I never throw anything away. My room at home is piles and piles of letters, songs, unfinished poems and boxes full of pictures. But everything I hold onto is not as romantic as that. I also have tiny t-shirts from kindergarten classes, a Fred Flintstone figurine that I squeezed into a Veryfine juice bottle (this contraption may in fact be the 8th wonder of the world... I thought about giving it away as the prize for the homemade present contest), and other assorted phone numbers, clothes, shoes, unpaid bills, etc. I used to have this fantasy that I was saving it all for when I was famous, so that the president of my fan club could auction it all off on EBay and give me a hefty percentage. But it has been getting slightly out of hand; I have become a collector of other things too, of friendships, of jobs, of men.
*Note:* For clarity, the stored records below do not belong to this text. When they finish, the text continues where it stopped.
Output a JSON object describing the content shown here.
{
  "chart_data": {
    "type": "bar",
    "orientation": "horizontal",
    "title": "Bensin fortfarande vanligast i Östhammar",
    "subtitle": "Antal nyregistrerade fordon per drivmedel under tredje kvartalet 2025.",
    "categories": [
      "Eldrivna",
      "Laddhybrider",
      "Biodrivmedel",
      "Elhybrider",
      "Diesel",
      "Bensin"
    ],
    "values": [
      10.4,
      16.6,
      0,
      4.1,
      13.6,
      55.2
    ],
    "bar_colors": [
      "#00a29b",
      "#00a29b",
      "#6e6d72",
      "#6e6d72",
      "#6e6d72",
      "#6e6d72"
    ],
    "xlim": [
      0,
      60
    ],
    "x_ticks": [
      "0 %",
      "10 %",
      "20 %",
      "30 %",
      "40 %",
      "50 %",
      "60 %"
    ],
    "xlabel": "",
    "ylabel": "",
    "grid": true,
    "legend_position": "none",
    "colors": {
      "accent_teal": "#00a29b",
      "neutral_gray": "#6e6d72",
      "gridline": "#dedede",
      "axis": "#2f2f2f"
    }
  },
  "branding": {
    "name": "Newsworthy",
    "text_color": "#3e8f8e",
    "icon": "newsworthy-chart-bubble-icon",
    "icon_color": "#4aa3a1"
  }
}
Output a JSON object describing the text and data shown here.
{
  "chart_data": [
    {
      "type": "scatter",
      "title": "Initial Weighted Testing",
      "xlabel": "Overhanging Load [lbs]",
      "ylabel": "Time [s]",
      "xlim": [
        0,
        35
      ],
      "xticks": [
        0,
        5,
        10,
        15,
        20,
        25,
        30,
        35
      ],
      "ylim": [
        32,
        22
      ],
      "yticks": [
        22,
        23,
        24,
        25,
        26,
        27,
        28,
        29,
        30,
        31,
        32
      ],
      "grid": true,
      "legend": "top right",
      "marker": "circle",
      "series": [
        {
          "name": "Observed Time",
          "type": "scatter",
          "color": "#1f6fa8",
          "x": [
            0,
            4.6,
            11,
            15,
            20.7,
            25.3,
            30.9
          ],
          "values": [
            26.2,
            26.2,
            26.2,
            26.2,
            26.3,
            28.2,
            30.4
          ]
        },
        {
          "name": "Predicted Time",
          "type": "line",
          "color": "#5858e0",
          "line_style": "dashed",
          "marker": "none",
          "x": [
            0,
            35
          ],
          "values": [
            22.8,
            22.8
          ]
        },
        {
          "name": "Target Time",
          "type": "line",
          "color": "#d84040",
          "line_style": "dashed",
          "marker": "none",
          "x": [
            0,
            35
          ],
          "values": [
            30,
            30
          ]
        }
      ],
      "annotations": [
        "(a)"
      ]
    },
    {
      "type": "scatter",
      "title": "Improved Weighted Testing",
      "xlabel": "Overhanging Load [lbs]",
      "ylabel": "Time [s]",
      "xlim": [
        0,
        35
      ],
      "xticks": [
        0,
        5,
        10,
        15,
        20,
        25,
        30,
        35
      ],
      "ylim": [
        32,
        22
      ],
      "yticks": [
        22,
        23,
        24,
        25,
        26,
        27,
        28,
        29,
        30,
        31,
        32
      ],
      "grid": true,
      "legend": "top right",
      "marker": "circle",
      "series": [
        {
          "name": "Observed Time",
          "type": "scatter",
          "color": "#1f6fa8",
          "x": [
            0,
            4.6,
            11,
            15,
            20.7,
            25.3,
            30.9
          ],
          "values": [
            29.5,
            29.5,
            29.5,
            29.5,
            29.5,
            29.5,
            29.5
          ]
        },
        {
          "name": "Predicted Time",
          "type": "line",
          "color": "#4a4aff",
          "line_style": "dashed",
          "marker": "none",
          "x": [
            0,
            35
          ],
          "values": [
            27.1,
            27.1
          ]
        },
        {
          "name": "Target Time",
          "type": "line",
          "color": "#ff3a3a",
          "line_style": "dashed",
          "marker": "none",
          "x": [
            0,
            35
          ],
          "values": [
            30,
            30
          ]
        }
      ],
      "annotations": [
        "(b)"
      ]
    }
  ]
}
I keep holding onto all of these things because hey, I might need them one day, and if I throw them away I will look for them, they will be gone and I will be lost.

I get so attached to all of my things, they somehow begin to define me. When I am walking down the street with my brown tinted sunglasses and favorite flowing jean skirt, I feel more confident, and happy with the me that I present to the world. I like it when people admire all of my stuff, or my tastes, or how I manage to work two and three jobs and take twenty-one credits a semester. And its true, I do get known by these things, these labels that I have taken on because of the physical things I like to surround myself with. Maybe its just not a label either, perhaps it actually affects my personality, perhaps I am truly what my exterior presence displays to the world. Then again, it’s probably more likely that I not all those things, but parts of me would certainly like to be.

So where does that leave me? Lately I have been throwing things away. Trying to. There is a constant struggle to break free of the emotional attachment to these objects of old that represented to the world the way that I used to be. I remember when I painted over my dresser this summer, I painted right over all those names and messages that though they would last forever, that I thought would serve as a solid record of people who cared about me, who were once a big part of my life. Something to look at on the hard days to remind me that I was not always alone. But still, I got out my paint, and took specifc, warm joys in running my brush over the smooth surface, gently coating the memories of the past with new ambitions for the future. And I think that’s really what this is all about.

Ironically I remember when he came over later this summer and saw the dresser, painted in black, adorned with gold, covered in new things that are of new importance to me, and he bitched about his name being covered up. Well I thought to myself, “What the hell does it matter? It’s still there; it’s just not on top anymore.” And that right there, is EXACTLY what this is all about.

I never stopped loving my things. I never traded them in for newer or better ones. I just used them as foundation for loving other things. As I grow and my interests change, the image I begin to project gets bigger and badder and more adult and closer to where I want to end up after it is all done and said. So, I have been tucking away some things for EBay, the things that can’t really be painted over, that have to stay as a memory in themselves. Like Fred*. Holding onto only the necessary as I stumble along the narrow path.


*I meant Flintstone. Ok so the boy’s name just happens to be the same.